Gostaria também de dizer algumas palavras sobre a acusação do padre Copleston de que eu tomo a lógica como toda a filosofia- isso não é de forma alguma o caso. De maneira alguma, reconheço a lógica como toda a filosofia. Penso que a lógica é uma parte essencial da filosofia, e pode ser usada em filosofia, e nisso penso que ele e eu somos iguais. Quando a lógica que ele usa era nova- digamos, no tempo de Aristóteles, houve uma grande gritaria sobre ela; Aristóteles fez um grande estardalhaço sobre aquela lógica. Hoje em dia tornou-se velha e respeitável, e ninguém precisa fazer uma grande gritaria sobre isso. A lógica que eu acredito é comparativamente nova, e por causa disso tenho de imitar Aristóteles e fazer um grande estardalhaço sobre ela; mas não é o caso de eu pensar que ela é toda a filosofia de maneira alguma- não penso isso. Penso que é uma parte importante da filosofia, e quando digo isso, não acho um significado para esta ou aquela palavra, esse é um detalhe baseado no que eu encontrei sobre aquela palavra em particular após pensar sobre ela. Não é a minha posição geral que todas as palavras em metafísica sejam um absurdo, ou qualquer coisa parecida, essa é uma posição que não mantenho.
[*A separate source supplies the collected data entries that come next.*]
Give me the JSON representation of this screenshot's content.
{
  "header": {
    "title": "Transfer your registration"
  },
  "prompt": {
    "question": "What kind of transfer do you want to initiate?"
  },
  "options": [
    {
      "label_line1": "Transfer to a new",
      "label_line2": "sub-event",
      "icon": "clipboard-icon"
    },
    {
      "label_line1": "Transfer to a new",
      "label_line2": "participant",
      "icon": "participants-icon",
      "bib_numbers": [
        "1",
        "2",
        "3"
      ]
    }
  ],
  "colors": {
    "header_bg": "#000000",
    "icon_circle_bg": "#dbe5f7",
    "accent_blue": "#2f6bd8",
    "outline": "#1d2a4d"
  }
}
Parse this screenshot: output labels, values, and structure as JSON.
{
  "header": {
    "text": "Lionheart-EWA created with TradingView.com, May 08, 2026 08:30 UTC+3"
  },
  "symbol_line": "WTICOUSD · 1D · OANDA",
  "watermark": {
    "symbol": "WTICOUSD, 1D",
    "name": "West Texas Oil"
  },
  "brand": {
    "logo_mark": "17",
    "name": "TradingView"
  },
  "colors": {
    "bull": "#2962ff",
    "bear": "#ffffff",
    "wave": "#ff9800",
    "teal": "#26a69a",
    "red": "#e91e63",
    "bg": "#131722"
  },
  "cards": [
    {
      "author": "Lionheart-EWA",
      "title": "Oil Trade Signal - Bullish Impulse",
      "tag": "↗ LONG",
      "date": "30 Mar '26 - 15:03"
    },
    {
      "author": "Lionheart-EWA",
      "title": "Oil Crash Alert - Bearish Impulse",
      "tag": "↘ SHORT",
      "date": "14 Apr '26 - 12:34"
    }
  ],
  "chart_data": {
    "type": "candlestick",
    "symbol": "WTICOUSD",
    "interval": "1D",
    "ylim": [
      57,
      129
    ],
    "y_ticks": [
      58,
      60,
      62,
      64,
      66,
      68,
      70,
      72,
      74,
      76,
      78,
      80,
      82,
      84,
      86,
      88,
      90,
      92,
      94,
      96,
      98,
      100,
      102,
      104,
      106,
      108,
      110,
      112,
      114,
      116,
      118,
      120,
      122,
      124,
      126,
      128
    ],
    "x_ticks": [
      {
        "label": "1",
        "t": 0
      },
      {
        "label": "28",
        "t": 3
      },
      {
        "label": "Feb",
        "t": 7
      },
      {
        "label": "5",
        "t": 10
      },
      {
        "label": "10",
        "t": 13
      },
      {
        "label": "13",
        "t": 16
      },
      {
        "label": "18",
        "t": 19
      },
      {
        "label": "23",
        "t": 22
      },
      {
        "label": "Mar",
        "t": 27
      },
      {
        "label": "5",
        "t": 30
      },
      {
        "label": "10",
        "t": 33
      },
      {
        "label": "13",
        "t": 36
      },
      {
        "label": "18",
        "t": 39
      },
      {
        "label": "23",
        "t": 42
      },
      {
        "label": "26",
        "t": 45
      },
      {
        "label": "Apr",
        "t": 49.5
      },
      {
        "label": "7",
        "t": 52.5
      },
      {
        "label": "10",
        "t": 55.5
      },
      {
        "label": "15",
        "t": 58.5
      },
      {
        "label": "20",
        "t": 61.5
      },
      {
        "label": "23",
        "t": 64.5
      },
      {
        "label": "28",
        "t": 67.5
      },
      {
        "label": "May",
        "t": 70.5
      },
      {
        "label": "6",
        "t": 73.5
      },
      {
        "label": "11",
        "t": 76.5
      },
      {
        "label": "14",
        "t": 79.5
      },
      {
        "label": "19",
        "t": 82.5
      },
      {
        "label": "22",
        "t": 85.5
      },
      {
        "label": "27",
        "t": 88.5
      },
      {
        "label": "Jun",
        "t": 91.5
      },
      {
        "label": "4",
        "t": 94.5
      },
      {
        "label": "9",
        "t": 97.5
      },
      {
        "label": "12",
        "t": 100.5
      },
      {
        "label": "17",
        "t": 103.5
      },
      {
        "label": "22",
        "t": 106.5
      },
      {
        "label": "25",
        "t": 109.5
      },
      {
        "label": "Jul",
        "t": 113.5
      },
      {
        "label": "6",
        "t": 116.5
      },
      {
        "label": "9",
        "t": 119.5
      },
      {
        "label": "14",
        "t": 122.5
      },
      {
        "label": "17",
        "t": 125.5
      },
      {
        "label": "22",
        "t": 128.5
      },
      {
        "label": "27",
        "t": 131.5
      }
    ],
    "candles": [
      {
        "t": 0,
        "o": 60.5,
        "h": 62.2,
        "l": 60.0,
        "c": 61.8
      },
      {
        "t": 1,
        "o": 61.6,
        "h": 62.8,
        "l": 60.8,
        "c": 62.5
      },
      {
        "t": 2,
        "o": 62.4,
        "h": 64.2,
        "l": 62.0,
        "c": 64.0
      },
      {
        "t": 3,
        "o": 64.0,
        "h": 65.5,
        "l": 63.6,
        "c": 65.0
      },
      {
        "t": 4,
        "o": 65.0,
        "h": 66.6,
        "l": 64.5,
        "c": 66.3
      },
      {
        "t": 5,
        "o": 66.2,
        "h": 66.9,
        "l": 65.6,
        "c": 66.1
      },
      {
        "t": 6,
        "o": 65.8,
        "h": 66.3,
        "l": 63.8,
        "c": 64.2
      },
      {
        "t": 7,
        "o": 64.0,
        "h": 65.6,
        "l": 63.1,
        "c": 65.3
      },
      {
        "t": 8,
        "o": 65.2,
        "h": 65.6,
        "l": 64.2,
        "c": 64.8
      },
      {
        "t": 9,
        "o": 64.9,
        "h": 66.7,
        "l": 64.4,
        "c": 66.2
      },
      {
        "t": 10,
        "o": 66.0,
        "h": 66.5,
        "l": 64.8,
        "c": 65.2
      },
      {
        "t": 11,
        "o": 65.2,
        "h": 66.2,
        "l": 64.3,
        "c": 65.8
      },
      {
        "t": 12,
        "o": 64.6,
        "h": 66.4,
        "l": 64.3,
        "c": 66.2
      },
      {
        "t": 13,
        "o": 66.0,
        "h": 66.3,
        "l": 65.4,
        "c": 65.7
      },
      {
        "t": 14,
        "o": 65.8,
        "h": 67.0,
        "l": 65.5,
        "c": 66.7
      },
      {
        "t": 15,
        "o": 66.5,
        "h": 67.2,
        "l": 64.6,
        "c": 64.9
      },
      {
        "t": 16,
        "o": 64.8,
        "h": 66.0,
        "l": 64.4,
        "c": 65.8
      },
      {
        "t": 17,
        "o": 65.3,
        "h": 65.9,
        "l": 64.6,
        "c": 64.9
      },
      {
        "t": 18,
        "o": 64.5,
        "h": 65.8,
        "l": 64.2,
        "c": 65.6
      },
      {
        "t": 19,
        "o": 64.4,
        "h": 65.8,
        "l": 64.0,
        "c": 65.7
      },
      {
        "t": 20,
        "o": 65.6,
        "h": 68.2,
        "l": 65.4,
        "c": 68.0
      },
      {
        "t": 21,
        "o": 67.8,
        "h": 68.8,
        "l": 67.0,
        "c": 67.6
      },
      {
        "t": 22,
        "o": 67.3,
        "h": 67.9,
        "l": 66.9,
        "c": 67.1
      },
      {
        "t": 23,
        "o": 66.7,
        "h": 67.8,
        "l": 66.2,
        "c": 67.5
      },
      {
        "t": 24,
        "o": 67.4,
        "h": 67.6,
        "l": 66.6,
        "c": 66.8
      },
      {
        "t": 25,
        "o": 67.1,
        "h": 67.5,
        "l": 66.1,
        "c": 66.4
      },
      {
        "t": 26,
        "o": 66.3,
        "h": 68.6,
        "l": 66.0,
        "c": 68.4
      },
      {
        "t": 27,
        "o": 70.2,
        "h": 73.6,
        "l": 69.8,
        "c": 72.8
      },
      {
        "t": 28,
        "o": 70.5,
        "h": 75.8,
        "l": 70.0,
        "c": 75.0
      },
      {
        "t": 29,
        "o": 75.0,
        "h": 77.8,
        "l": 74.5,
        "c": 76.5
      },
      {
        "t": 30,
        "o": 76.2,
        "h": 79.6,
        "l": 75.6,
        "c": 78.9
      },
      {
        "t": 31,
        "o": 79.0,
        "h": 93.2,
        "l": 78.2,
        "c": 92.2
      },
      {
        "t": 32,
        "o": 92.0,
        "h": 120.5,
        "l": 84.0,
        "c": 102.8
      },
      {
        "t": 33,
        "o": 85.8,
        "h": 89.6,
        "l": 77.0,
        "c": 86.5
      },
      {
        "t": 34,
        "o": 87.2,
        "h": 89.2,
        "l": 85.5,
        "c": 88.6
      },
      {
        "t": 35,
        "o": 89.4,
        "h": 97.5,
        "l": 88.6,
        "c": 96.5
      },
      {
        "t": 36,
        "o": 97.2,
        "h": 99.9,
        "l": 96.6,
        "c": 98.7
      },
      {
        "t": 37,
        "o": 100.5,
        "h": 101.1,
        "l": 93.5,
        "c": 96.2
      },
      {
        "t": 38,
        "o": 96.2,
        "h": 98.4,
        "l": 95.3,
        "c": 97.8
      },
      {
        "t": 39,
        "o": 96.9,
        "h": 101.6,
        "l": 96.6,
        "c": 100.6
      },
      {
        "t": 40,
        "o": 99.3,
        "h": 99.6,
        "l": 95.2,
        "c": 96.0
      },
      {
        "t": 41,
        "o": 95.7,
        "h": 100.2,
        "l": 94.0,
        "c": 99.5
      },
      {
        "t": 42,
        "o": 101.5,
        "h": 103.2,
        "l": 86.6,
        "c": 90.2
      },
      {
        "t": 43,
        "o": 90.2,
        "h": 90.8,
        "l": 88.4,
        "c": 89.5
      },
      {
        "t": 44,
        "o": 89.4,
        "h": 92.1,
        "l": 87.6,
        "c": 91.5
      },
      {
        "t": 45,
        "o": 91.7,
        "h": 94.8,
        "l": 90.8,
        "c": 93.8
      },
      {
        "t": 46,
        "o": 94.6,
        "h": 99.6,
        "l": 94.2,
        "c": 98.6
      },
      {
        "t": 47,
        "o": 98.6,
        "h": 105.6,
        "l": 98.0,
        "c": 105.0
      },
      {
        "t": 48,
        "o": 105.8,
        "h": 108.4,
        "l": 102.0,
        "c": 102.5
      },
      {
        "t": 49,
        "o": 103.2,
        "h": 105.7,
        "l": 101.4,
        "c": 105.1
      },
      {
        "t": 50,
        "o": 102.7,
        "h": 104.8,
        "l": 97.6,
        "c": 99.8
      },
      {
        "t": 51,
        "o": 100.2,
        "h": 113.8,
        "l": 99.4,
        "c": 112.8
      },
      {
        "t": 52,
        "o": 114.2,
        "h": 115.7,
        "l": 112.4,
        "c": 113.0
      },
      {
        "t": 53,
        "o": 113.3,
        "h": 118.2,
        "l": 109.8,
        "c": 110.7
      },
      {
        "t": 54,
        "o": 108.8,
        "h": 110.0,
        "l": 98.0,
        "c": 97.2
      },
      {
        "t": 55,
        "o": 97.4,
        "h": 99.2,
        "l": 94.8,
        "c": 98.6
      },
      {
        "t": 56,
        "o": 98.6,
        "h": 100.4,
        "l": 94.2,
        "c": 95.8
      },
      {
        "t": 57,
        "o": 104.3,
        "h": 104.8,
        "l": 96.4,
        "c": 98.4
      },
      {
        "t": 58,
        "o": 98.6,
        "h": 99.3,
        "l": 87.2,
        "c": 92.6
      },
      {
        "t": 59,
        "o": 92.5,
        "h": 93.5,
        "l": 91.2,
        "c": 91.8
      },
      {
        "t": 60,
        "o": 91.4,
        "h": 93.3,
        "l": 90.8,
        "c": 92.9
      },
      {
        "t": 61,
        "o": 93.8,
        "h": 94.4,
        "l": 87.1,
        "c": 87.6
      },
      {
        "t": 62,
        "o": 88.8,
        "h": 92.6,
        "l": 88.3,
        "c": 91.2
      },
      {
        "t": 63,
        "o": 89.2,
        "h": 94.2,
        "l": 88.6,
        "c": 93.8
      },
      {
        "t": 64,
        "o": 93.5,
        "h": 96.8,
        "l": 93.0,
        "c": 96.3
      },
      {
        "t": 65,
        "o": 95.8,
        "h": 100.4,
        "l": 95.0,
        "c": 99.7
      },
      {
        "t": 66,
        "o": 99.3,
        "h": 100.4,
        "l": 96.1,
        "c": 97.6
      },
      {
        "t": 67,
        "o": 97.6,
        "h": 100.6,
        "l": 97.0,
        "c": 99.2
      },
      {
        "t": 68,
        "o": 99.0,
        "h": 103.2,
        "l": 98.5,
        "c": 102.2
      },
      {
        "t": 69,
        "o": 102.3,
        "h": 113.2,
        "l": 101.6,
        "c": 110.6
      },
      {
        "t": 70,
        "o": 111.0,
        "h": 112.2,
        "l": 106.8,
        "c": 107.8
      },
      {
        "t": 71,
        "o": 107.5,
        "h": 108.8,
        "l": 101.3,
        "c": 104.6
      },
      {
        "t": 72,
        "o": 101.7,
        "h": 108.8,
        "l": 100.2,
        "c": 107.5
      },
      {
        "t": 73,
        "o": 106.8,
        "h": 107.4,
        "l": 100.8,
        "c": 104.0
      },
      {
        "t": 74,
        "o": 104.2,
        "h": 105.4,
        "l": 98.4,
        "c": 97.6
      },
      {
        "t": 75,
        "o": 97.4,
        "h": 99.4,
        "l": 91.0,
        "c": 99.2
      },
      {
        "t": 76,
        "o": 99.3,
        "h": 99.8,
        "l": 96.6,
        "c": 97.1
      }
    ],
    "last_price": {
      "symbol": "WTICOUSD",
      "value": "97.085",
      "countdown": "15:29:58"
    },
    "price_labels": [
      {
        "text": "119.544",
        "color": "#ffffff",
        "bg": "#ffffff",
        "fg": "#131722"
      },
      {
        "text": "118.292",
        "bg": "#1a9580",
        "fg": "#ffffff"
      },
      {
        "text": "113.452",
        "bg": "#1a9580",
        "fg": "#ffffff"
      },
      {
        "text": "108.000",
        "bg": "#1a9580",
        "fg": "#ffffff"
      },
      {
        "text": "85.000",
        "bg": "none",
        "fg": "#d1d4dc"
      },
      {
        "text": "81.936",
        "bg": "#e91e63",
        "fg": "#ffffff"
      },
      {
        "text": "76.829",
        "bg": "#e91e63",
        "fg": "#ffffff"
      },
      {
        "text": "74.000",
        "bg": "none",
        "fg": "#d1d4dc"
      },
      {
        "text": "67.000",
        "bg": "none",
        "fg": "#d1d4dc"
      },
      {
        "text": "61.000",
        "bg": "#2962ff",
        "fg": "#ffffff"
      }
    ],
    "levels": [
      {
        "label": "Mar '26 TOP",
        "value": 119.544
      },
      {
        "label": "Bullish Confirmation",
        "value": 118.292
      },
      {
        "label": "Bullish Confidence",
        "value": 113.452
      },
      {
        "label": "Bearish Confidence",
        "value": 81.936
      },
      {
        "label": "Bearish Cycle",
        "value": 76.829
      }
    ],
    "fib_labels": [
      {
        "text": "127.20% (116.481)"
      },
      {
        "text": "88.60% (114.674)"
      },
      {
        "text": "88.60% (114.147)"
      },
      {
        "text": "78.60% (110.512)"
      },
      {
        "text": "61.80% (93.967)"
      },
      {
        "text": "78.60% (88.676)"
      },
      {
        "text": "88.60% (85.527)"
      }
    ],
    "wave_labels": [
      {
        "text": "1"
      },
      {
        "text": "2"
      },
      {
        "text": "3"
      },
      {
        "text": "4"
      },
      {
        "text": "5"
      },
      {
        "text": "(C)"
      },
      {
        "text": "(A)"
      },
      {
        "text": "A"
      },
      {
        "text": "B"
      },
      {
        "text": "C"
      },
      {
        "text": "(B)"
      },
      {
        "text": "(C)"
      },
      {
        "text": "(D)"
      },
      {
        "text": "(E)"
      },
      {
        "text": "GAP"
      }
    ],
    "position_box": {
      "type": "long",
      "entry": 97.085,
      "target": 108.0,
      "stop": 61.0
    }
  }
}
Em relação ao argumento moral, acho que quando alguém estuda antropologia ou história, percebe que existem pessoas que pensam ser sua obrigação moral praticar atos que eu penso serem abomináveis, e entretanto, atribuir origem divina à matéria dessa obrigação moral, o padre Copleston não me perguntou; mas penso que mesmo a forma da obrigação moral, quando toma a forma de alguém comer o seu pai ou não, não me parece ser uma coisa bonita e nobre; e, dessa forma, não posso atribuir uma origem divina a esse sentido de obrigação moral, o qual, penso, é muito fácil de ser atribuído a Deus de muitas outras maneiras.